A l’heure actuelle, des voix s’élèvent pour demander à l’ARP (Assemblée des représentants du Peuple) de corriger les erreurs de l’ANC (Assemblée Nationale Constitutionnelle). Il est pourtant important d’attirer l’attention sur le fait que cela ne sera qu’un simple entêtement dans l’erreur de la part des nouveaux représentants du peuple. Intervenant, ce lundi 15 juin 2015 sur les ondes de la Radio Nationale tunisienne, le même juge Hazgui rappelle encore une fois les erreurs de l’ancien pouvoir d’avoir choisi le mauvais mode de confiscation, qui est normalement une sanction complémentaire d’un jugement en bonne et due forme qui démontre, par la preuve irréfutable, le caractère véreux confirmé des biens à confisquer. Le seul cas de confiscation, à la manière hâtivement adoptée en 2011, est le cas d’incapacité à juger l’accusé, en cas de fuite ou de mort, ce qui n’est pas le cas de toutes les personnes ayant fait l’objet de confiscation.

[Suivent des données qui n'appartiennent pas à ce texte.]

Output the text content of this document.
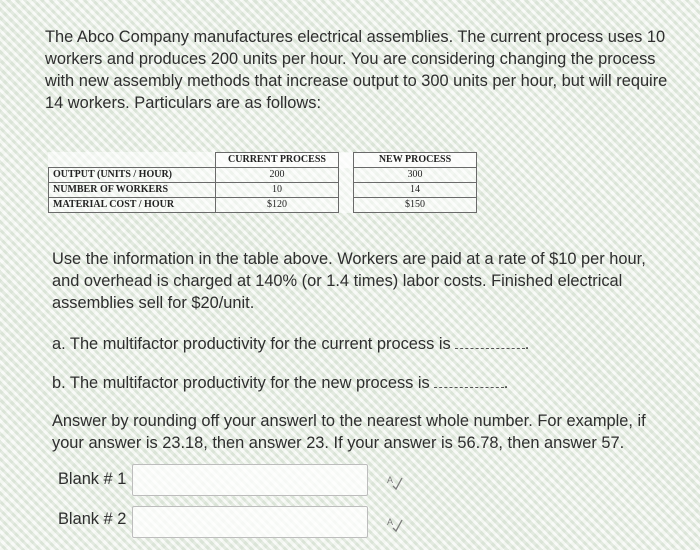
The Abco Company manufactures electrical assemblies. The current process uses 10 workers and produces 200 units per hour. You are considering changing the process with new assembly methods that increase output to 300 units per hour, but will require 14 workers. Particulars are as follows:
	CURRENT PROCESS		NEW PROCESS
OUTPUT (UNITS / HOUR)	200		300
NUMBER OF WORKERS	10		14
MATERIAL COST / HOUR	$120		$150
Use the information in the table above. Workers are paid at a rate of $10 per hour, and overhead is charged at 140% (or 1.4 times) labor costs. Finished electrical assemblies sell for $20/unit.
a. The multifactor productivity for the current process is	.
b. The multifactor productivity for the new process is	.
Answer by rounding off your answerl to the nearest whole number. For example, if your answer is 23.18, then answer 23. If your answer is 56.78, then answer 57.
Blank # 1	A
Blank # 2	A
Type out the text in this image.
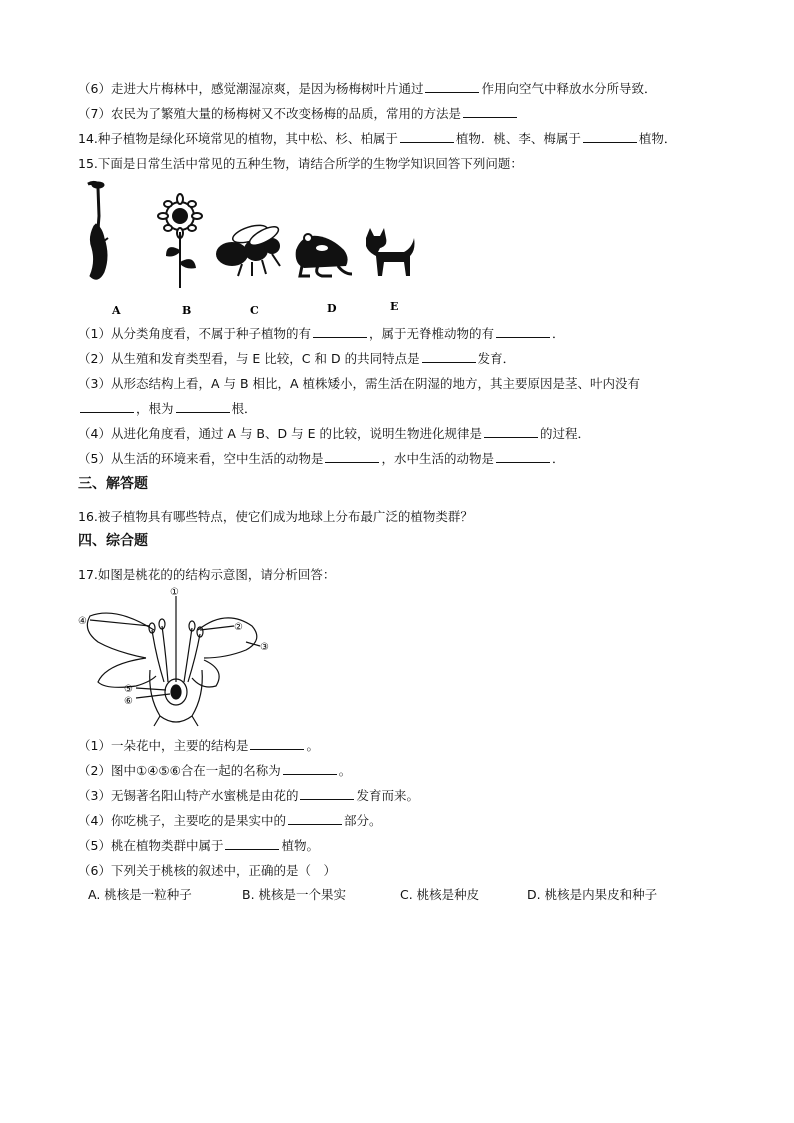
（6）走进大片梅林中，感觉潮湿凉爽，是因为杨梅树叶片通过	作用向空气中释放水分所导致．
（7）农民为了繁殖大量的杨梅树又不改变杨梅的品质，常用的方法是
14.种子植物是绿化环境常见的植物，其中松、杉、柏属于	植物．桃、李、梅属于	植物．
15.下面是日常生活中常见的五种生物，请结合所学的生物学知识回答下列问题：
A	B	C	D	E
（1）从分类角度看，不属于种子植物的有	，属于无脊椎动物的有	．
（2）从生殖和发育类型看，与 E 比较，C 和 D 的共同特点是	发育．
（3）从形态结构上看，A 与 B 相比，A 植株矮小，需生活在阴湿的地方，其主要原因是茎、叶内没有
，根为	根．
（4）从进化角度看，通过 A 与 B、D 与 E 的比较，说明生物进化规律是	的过程．
（5）从生活的环境来看，空中生活的动物是	，水中生活的动物是	．
三、解答题
16.被子植物具有哪些特点，使它们成为地球上分布最广泛的植物类群？
四、综合题
17.如图是桃花的的结构示意图，请分析回答：
①
②
③
④
⑤
⑥
（1）一朵花中，主要的结构是	。
（2）图中①④⑤⑥合在一起的名称为	。
（3）无锡著名阳山特产水蜜桃是由花的	发育而来。
（4）你吃桃子，主要吃的是果实中的	部分。
（5）桃在植物类群中属于	植物。
（6）下列关于桃核的叙述中，正确的是（　）
A. 桃核是一粒种子	B. 桃核是一个果实	C. 桃核是种皮	D. 桃核是内果皮和种子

Le juge Hazgui a aussi proposé que l’ARP tire parti  de ce coup de semonce du TA pour revoir ce décret-loi, le corriger et en faire une loi qui rende la justice par la justice. Or, jusqu’ici, la justice n’a rien pu prouver dans les cas où elle a pu enquêter, comme ceux des trois anciens ministres dont les noms avaient été ajoutés au stylo sur la première liste des confisqués, à savoir Abdelwahab Abdallah, Abdallah Kallel, Abdelaziz Ben Dhia. Les trois restent pourtant sous le coup de la confiscation  malgré l’absence de jugements et l’existence d’un rapport de la Commission de confiscation les dédouanant totalement. Beaucoup d’injustice a été par ailleurs commise au nom de cette même loi qui se voulait juste. Beaucoup de personnes confisquées n’ont jamais pu être rétablies dans  leurs droits malgré toutes les preuves, par elles apportées, que l’origine de leurs biens n’a jamais été véreuse. Pire,  quelques uns de leurs biens ont été déjà vendus par un Etat qui a toujours refusé de voir et de corriger les erreurs de la loi par laquelle il les a confisqués et au titre de laquelle ils restent jusqu’à présent interdits de voyager. Une nouvelle loi de la confiscation s’impose donc, comme le voudrait le juge, ministre des Domaines de l’Etat, une loi qui applique les lois en vigueur et qui respecte les droits des citoyens. Une loi qui rende à l’Etat, par la loi, ce qui appartient à l’Etat, mais qui rende aussi justice à ceux qui ont été injustement confisqués, qui ne trouvent pas oreille attentive à leurs doléances auprès d’une justice qui s’était beaucoup politisée, une loi qui libère l’Etat de l’étau de l’injustice d’une Révolution dans laquelle personne ne se reconnaitrait et que la Tunisie finirait par dénigrer.